Premium ahi sells out by midday at well-known markets

Premium ahi sells out by midday at well-known markets
Crowd inside Tamashiro Market
Crowd inside Tamashiro Market

HONOLULU (HawaiiNewsNow) - Premium-grade ahi tuna sold out at two of Oahu's best-known fish markets my mid morning Tuesday, as New Year's revelers stocked up on sashimi.

More than 50 customers lined up outside Tamashiro Market, with a line stretched around the block, just before it opened at 7 a.m. Tuesday.

Paul Dombrosky drove in from Kapolei and arrived at 4:30 a.m. to be the first in line because he wanted top-grade ahi.

"It's the taste supersedes the price.  So that's what you go for," Dombrosky said.

The premium grade blue fin ahi was going for $36.95 a pound at Tamashiro's, the most expensive available that sold out by mid morning.

Jean Worthington of Aina Haina bought the last two pieces of the cheapest-available grade, at $10 a pound, for Tombo Ahi which she's using to make a Tahitian raw fish dish.

"To make a poisson cru, you need to have cheaper fish then you can make a big tray of it.  But if you get expensive fish, you can only make so much," Worthington said.

Cyrus Tamashiro, president of Tamashiro Market, said, "There's a big supply.  However, there's a very strong demand.  Because of the strong demand, we have to pay more to get our ahi.  And we really work hard to get what our customers want."

When a reporter asked Daniel Perrault of Kaneohe how the prices were this year, he answered, "In fact, was great.  It's also great when my sister's buying!"

His sister Tinie Kekahuna explained the logistical challenges of shopping for raw fish.

"There was the line for the parking and then there was the line for the fish and then there was the line for the cashier, so we've been in here for an hour already, so we're ready to go back to Kaneohe," Kekahuna said.

Tamashiro Market had extra staff helping people find parking stalls in its tiny parking lot that has less than a dozen stalls.  But Tamashiro staffers were also across the street at Kaumakapili Church, where nearly all of the dozens of church parking spaces were filled with sashimi-seeking customers.

Guy Tamashiro, Tamashiro Market vice president, said, "I think last year we had more fish.  So we had more fish, better selection.  But this year, I think we're a little bit more fortunate we have more fatty fish.  Last year, was very, Christmas had fatty fish, New Years, not too many pieces. This year was not bad, we had some nice fish come in."

Across town at Tanioka's Seafood and Catering in Waipahu, customers snapped up more than 700 pounds of raw fish by around 10:30 a.m., when sashimi sold out there. Store owners said that happens every year.

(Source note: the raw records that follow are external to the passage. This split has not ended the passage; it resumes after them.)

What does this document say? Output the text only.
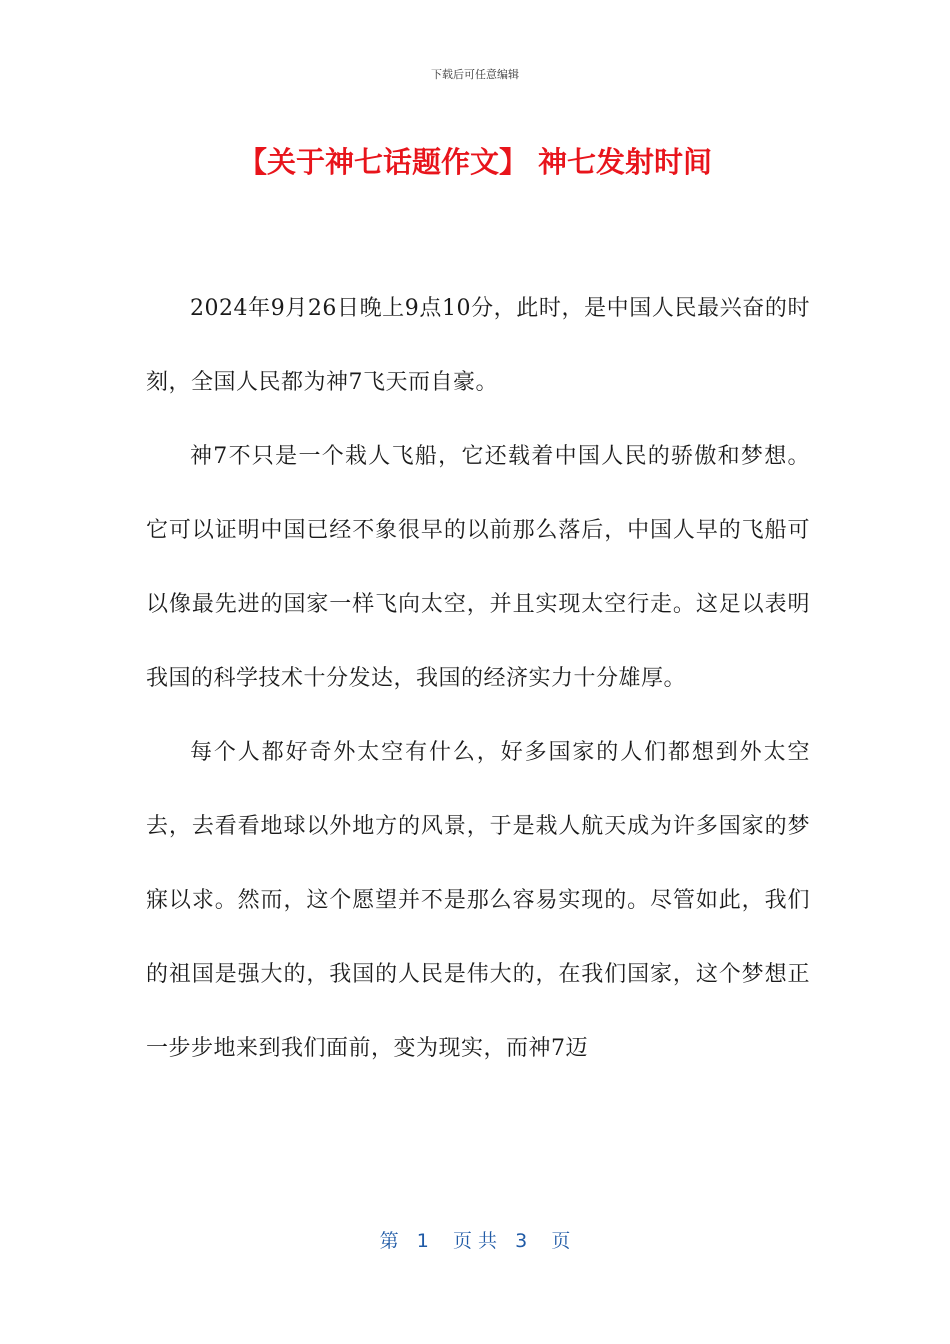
下载后可任意编辑
【关于神七话题作文】 神七发射时间

2024年9月26日晚上9点10分，此时，是中国人民最兴奋的时刻，全国人民都为神7飞天而自豪。

神7不只是一个栽人飞船，它还载着中国人民的骄傲和梦想。它可以证明中国已经不象很早的以前那么落后，中国人早的飞船可以像最先进的国家一样飞向太空，并且实现太空行走。这足以表明我国的科学技术十分发达，我国的经济实力十分雄厚。

每个人都好奇外太空有什么，好多国家的人们都想到外太空去，去看看地球以外地方的风景，于是栽人航天成为许多国家的梦寐以求。然而，这个愿望并不是那么容易实现的。尽管如此，我们的祖国是强大的，我国的人民是伟大的，在我们国家，这个梦想正一步步地来到我们面前，变为现实，而神7迈

第   1    页 共   3    页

"Yeah, hard to keep up.  We only have so much space and we don't want to cut it too early to keep the freshness of the sashimi," said Justin Tanioka, president of Tanioka's.

The store was selling top-grade ahi for $35 a pound, about a dollar less than Tamashiro Market.

Tanioka's set up a special table for people to pick up pre-ordered party platters, filled with sashimi, sushi and poke.  The store passed out water, cookies and other snacks to people as they waited in line.

Even though the sashimi ahi sold out, there was still plenty of poke and other favorites that people lined up to buy for New Year's celebrations.

"We're gonna get shoyu poke for sure, we're gonna get fried chicken, special request for a niece," said Michelle Denault, who's staying with family in Waipahu and lives in Hilo.  "And mochi.  And we're gonna sneak in a spam musubi, too."

"Is that for an early snack?" a reporter asked.

"Yeahhhhh," Denault said.

Tanioka family members said they're used to dealing with big crowds like these before other major holidays like Christmas and Thanksgiving and before major sporting events like the Super Bowl.  But they they're busiest day of the year is also the last day of the year, New Year's Eve.